You are really trying to get your kids to have empathy and think considerately of others. This actually comes from taking the time to have conversations about how others feel about them (not good at the moment), how would they feel if someone did/said these things to them. I would point out that they are not getting invited anywhere because they don't know how to be pleasant and friendly. That's a hard message, but it sounds as if it is the truth.

For my DCs, rewards include TV time, food treats and money. If they did something I liked that week, they might get a piece of candy or some money. DS gets an allowance, but I will not pay him if things are not done. he saves his money and can do what he wants. ( Yes, I said ouch when he bought that $70 LEGO set, but it was his money.)

Behavior: before any event, I have a chat as to what I expect. Anything less and I have already identified consequences, so it's known in advance.

Empower others: babysitters and other have the right to put kids in time out, take away things, break up any play. Family members should come tell you what is happening and feel free to tell kids to stop. If spoken to and the situation continues, go home immediately and give consequences. Playdates at your house can be staged with one kid with one friend and your other child at someone else's house, so you don't have your two boys interacting with one kid. It also allows them to develop one-on-one friendships.

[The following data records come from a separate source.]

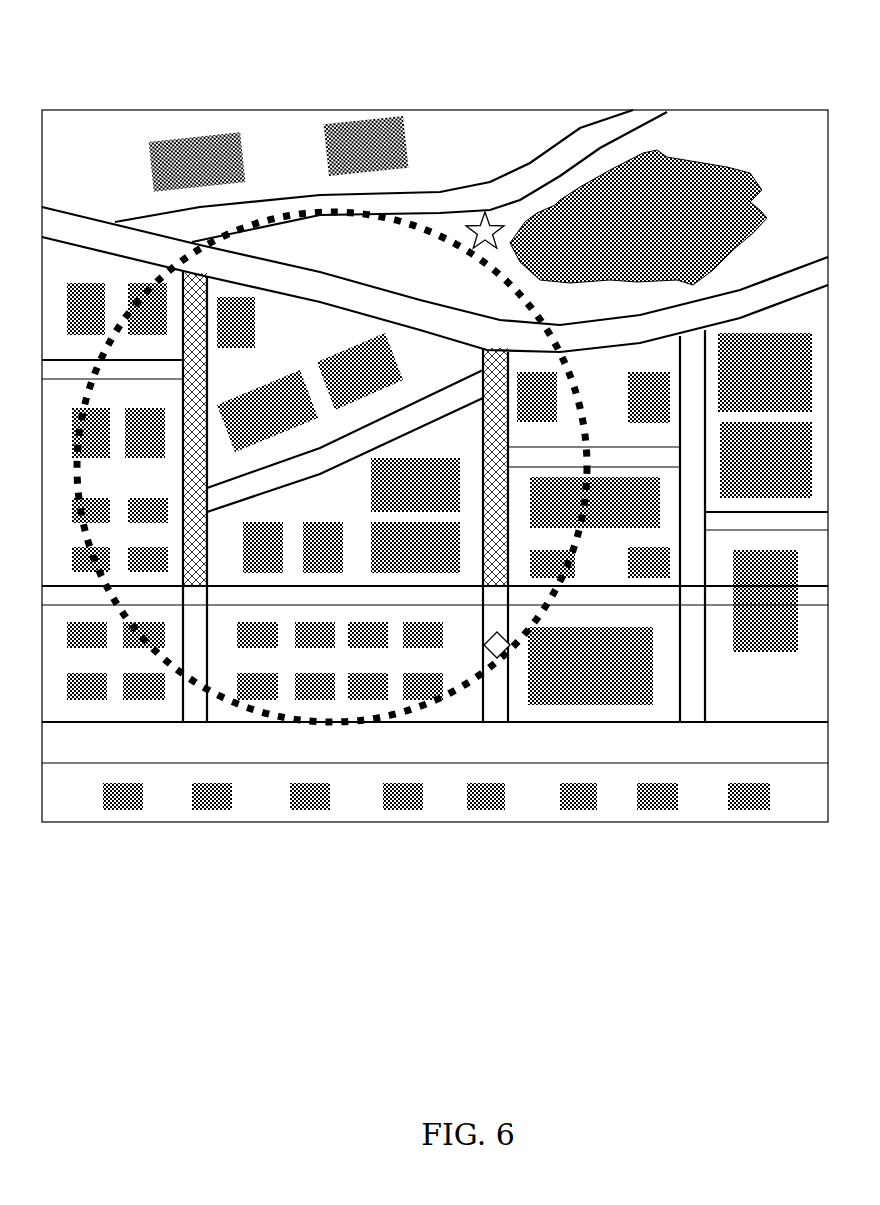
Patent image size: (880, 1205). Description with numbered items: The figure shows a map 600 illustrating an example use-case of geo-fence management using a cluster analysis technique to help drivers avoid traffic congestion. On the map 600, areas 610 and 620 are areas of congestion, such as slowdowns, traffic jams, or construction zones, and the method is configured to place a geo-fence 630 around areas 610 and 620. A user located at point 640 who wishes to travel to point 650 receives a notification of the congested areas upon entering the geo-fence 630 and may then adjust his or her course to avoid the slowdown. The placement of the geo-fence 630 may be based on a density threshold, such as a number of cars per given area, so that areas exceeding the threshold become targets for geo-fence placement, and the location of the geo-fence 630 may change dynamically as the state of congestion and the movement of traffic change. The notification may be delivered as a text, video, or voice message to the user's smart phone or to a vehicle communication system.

The map 600 is at (462, 48).
The area of congestion 610 is at (190, 379).
The area of congestion 620 is at (495, 447).
The geo-fence 630 is at (541, 312).
The point 640 is at (500, 621).
The point 650 is at (485, 204).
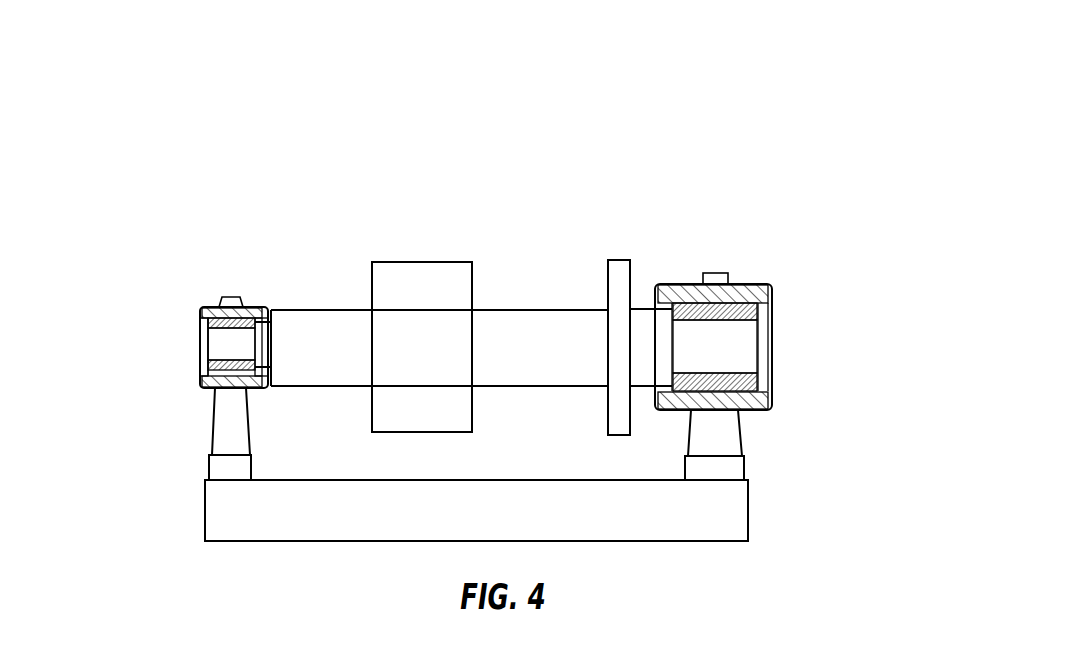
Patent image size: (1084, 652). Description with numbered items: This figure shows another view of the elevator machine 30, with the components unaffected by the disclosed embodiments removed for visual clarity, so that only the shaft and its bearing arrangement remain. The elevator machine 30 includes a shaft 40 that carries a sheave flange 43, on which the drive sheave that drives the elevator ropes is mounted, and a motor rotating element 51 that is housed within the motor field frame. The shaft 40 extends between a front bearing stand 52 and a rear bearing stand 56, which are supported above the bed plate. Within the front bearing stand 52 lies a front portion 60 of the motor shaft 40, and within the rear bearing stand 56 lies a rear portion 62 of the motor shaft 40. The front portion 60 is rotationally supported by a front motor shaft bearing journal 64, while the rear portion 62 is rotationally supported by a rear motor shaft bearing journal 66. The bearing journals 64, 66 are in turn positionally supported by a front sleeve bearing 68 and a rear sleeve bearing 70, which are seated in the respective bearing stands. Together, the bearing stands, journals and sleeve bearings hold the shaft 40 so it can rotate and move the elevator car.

The elevator machine 30 is at (888, 62).
The shaft 40 is at (560, 310).
The sheave flange 43 is at (627, 260).
The motor rotating element 51 is at (407, 262).
The front bearing stand 52 is at (257, 307).
The rear bearing stand 56 is at (727, 277).
The front portion of the motor shaft 60 is at (202, 343).
The rear portion of the motor shaft 62 is at (757, 343).
The front motor shaft bearing journal 64 is at (232, 342).
The rear motor shaft bearing journal 66 is at (758, 285).
The front sleeve bearing 68 is at (207, 307).
The rear sleeve bearing 70 is at (752, 387).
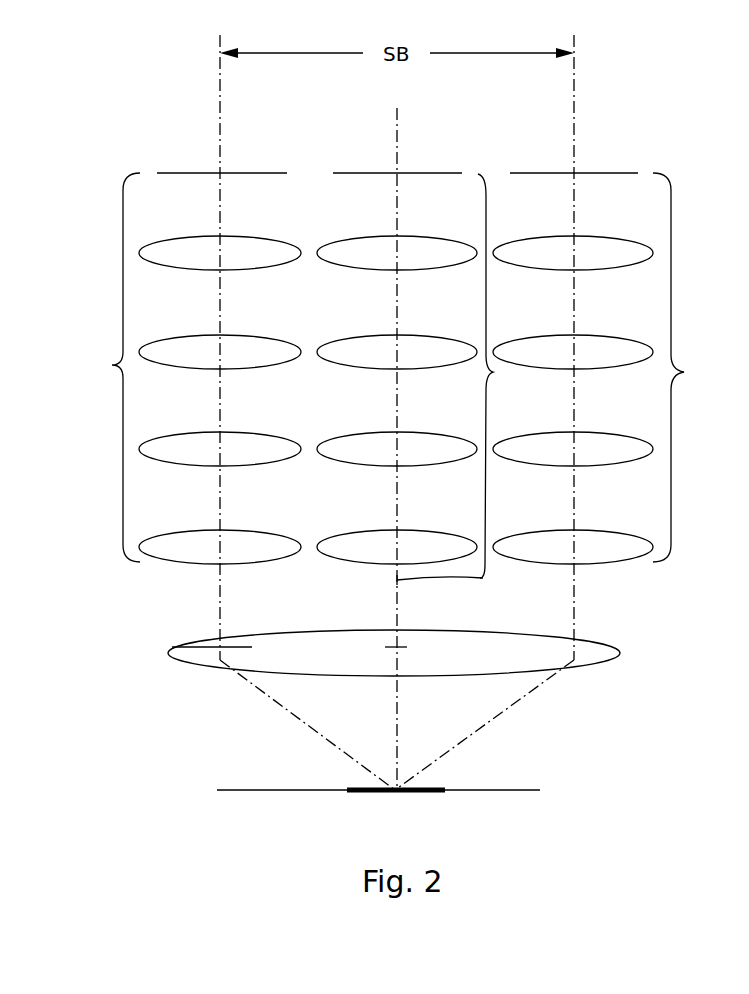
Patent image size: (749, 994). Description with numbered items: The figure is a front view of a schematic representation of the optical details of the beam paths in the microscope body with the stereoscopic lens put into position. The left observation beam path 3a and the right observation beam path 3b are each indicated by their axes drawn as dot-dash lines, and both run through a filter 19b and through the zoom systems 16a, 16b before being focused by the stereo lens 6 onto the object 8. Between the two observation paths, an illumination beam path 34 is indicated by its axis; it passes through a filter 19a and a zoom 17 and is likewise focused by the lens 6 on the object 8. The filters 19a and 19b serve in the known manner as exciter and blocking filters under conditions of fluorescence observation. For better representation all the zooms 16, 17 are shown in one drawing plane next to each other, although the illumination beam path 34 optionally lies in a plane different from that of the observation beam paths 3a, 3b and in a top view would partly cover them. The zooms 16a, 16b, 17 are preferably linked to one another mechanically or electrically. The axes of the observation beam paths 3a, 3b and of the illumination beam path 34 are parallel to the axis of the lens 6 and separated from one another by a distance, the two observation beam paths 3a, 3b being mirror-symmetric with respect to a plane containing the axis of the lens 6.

The left observation beam path 3a is at (219, 612).
The right observation beam path 3b is at (575, 630).
The stereo lens 6 is at (168, 650).
The object 8 is at (416, 787).
The zooms 16 is at (533, 400).
The zoom system 16a is at (170, 368).
The zoom system 16b is at (621, 368).
The zoom 17 is at (494, 374).
The filter 19a is at (430, 175).
The filter 19b is at (178, 173).
The illumination beam path 34 is at (483, 578).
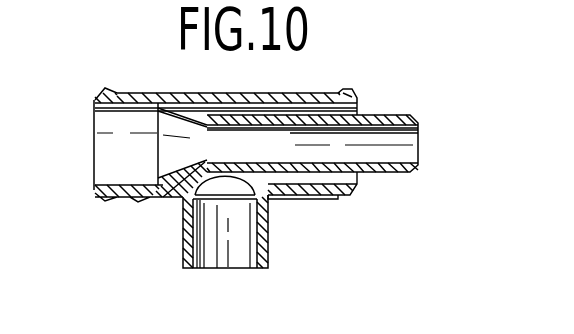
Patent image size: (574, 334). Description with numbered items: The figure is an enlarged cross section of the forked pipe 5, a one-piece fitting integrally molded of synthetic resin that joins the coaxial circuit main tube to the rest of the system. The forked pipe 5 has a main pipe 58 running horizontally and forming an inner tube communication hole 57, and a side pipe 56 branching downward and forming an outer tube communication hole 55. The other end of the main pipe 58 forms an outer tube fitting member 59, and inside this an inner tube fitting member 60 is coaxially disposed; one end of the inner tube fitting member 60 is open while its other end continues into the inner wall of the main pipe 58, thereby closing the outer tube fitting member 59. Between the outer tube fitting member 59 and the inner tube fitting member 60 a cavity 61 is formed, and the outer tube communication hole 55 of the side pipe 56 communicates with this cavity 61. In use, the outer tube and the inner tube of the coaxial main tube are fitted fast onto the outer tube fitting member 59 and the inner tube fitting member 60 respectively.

The forked pipe 5 is at (318, 91).
The outer tube communication hole 55 is at (228, 270).
The side pipe 56 is at (268, 244).
The inner tube communication hole 57 is at (94, 145).
The main pipe 58 is at (204, 93).
The outer tube fitting member 59 is at (352, 99).
The inner tube fitting member 60 is at (411, 120).
The cavity 61 is at (330, 177).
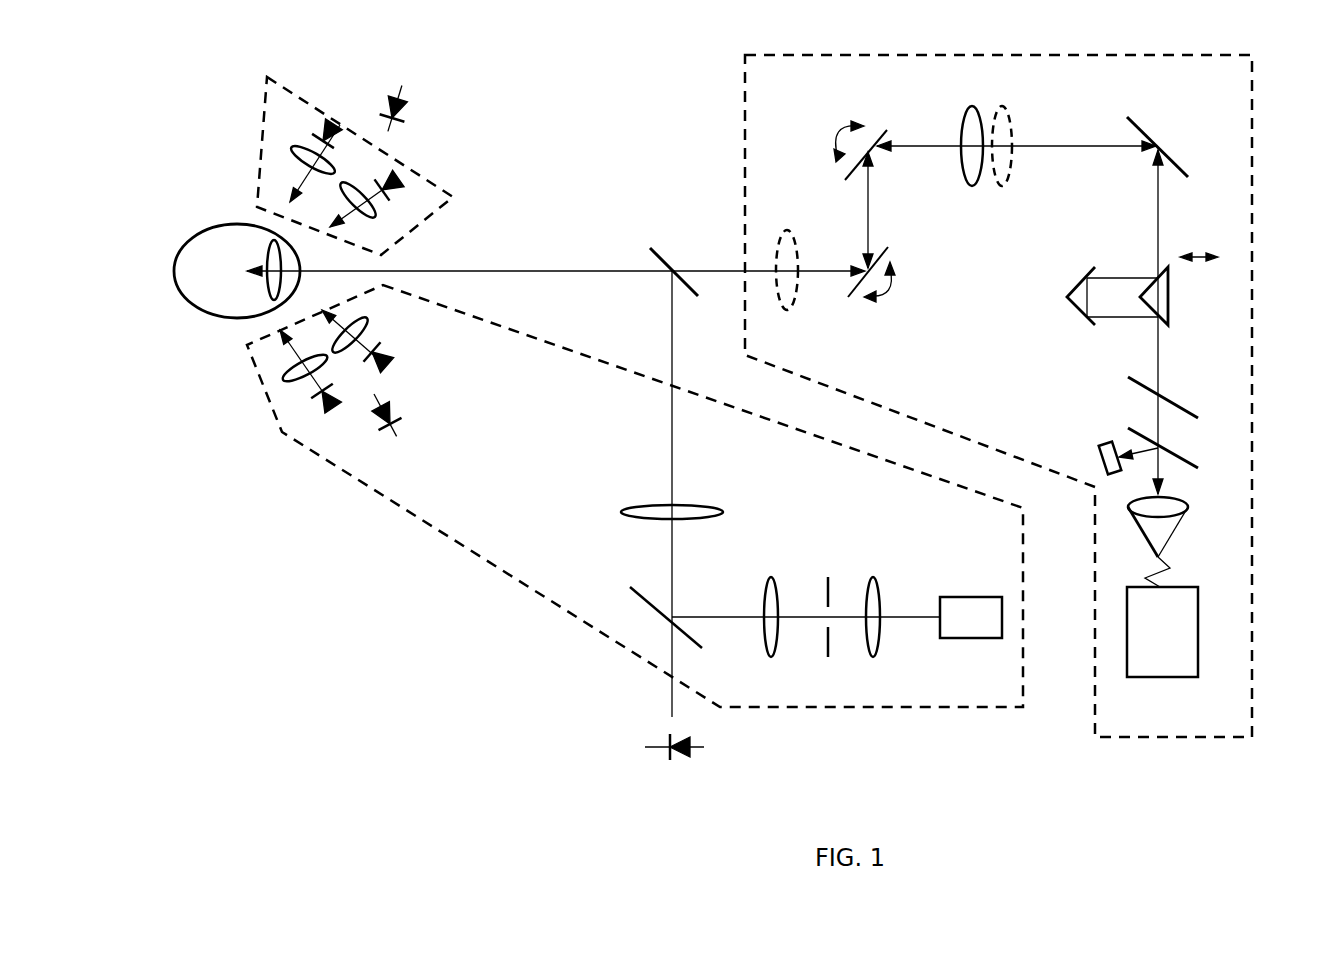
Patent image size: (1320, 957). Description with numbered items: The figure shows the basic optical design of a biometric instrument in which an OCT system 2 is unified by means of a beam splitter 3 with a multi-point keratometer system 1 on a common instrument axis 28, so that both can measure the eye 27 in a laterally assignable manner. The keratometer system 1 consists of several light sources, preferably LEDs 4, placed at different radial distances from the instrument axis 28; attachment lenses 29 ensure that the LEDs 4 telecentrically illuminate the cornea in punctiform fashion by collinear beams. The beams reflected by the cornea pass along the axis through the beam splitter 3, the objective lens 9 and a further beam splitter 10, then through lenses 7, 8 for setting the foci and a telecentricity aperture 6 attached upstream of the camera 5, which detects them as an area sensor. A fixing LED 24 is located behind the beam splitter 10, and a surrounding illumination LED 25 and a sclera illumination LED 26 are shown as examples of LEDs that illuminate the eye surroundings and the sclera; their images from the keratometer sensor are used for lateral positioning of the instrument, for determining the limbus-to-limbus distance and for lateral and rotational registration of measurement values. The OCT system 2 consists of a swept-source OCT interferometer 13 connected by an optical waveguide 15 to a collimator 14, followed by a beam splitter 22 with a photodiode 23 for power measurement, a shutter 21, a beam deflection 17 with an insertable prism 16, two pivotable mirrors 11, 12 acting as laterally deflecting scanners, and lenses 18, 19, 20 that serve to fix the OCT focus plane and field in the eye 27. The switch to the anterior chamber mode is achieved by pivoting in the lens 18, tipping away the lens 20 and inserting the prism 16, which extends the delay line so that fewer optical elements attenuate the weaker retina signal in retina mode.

The keratometer system 1 is at (262, 122).
The OCT system 2 is at (1252, 397).
The beam splitter 3 is at (674, 262).
The LED 4 is at (347, 271).
The camera, area sensor 5 is at (971, 602).
The telecentricity aperture 6 is at (821, 601).
The lens for setting the foci 7 is at (872, 601).
The lens for setting the foci 8 is at (770, 601).
The objective lens 9 is at (680, 512).
The beam splitter 10 is at (660, 617).
The pivotable mirror 11 is at (892, 274).
The pivotable mirror 12 is at (865, 143).
The OCT interferometer 13 is at (1162, 648).
The collimator 14 is at (1172, 527).
The optical waveguide 15 is at (1172, 571).
The insertable prism 16 is at (1179, 289).
The beam deflection 17 is at (1095, 296).
The lens for setting the foci and the field 18 is at (1003, 130).
The lens for setting the foci and the field 19 is at (961, 130).
The lens for setting the foci and the field 20 is at (780, 257).
The shutter 21 is at (1172, 397).
The beam splitter 22 is at (1172, 448).
The photodiode power measurement 23 is at (1110, 450).
The fixing LED 24 is at (670, 760).
The surrounding illumination LED 25 is at (410, 108).
The sclera illumination LED 26 is at (401, 426).
The eye 27 is at (225, 270).
The instrument axis 28 is at (722, 196).
The attachment lens 29 is at (363, 267).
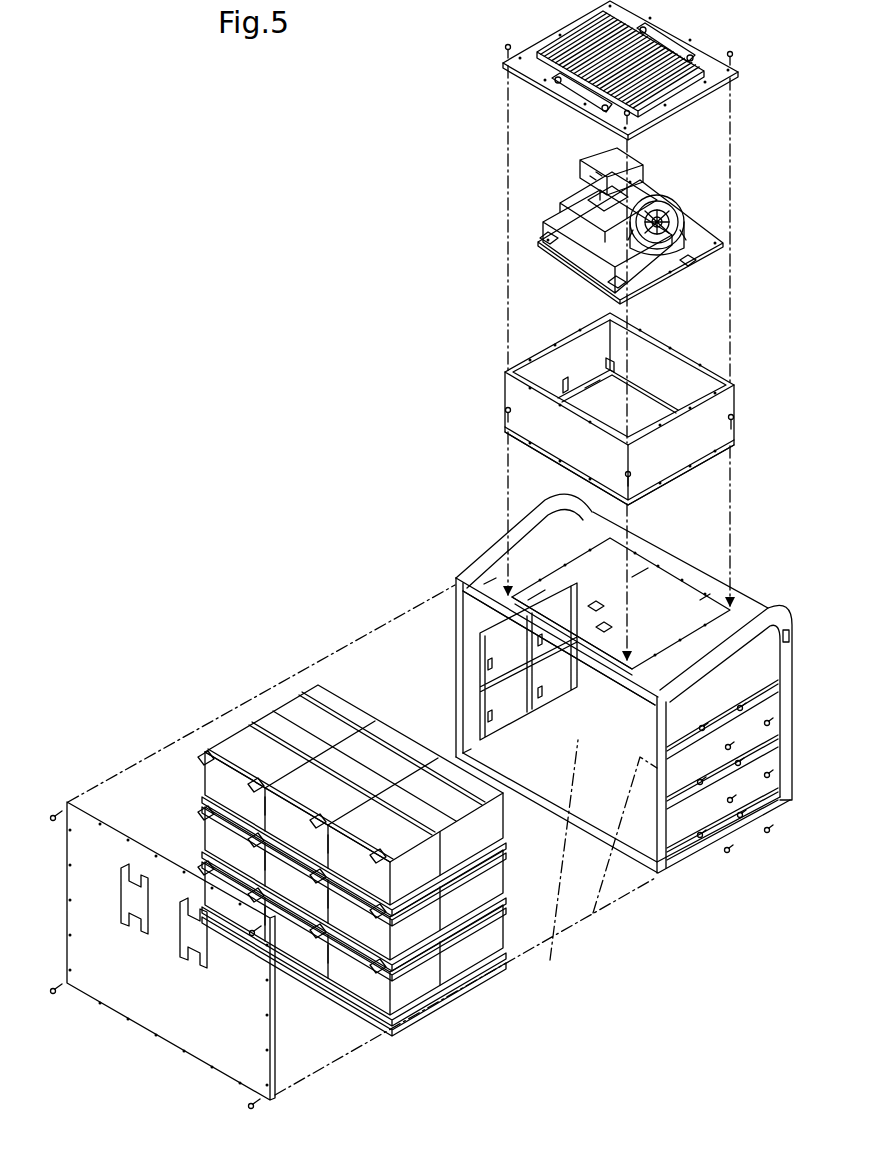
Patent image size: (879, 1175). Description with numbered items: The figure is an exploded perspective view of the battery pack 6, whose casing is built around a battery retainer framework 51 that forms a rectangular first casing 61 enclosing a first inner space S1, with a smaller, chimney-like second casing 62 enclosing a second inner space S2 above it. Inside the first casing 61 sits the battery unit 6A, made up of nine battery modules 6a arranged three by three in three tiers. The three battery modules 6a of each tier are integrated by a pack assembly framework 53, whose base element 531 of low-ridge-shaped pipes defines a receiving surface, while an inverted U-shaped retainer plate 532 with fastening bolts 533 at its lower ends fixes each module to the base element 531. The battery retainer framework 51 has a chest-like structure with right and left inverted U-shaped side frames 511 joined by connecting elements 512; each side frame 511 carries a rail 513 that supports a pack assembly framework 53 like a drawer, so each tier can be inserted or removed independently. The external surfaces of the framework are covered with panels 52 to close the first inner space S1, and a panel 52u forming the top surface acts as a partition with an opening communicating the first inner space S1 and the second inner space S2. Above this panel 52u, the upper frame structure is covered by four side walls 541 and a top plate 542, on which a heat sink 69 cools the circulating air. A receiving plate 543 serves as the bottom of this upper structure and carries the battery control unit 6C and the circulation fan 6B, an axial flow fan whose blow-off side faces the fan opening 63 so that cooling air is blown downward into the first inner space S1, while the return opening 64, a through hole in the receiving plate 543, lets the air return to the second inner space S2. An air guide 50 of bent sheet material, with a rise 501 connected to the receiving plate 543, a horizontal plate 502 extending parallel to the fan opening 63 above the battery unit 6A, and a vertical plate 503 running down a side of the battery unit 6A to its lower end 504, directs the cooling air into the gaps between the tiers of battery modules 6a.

Since all of you are all home this weekend, you do need to create some family rules. When you say selfish and inconsiderate behavior, what is bothering you the most? I would tackle those specific ones and identify rewards and punishments. You might find the Supernanny reward chart helpful:
http://www.supernanny.com/Advice/-/Supernanny-techniques/-/Discipline-and-reward/The-reward-chart.aspx





Anonymous
I was the oldest of four and I STRONGLY disagree with OP making her oldest the leader in general but especially under these circumstances. It is not fair to the oldest to be asked to set the example and all the rest. It could make him feel more burdened, the last thing he needs right now. It triangulates authority. It could lead to more fights and resentment from younger siblings. Treat them as equals with age-appropriate expectations. Don't pretend the age difference doesn't exist but do not lean on the oldest!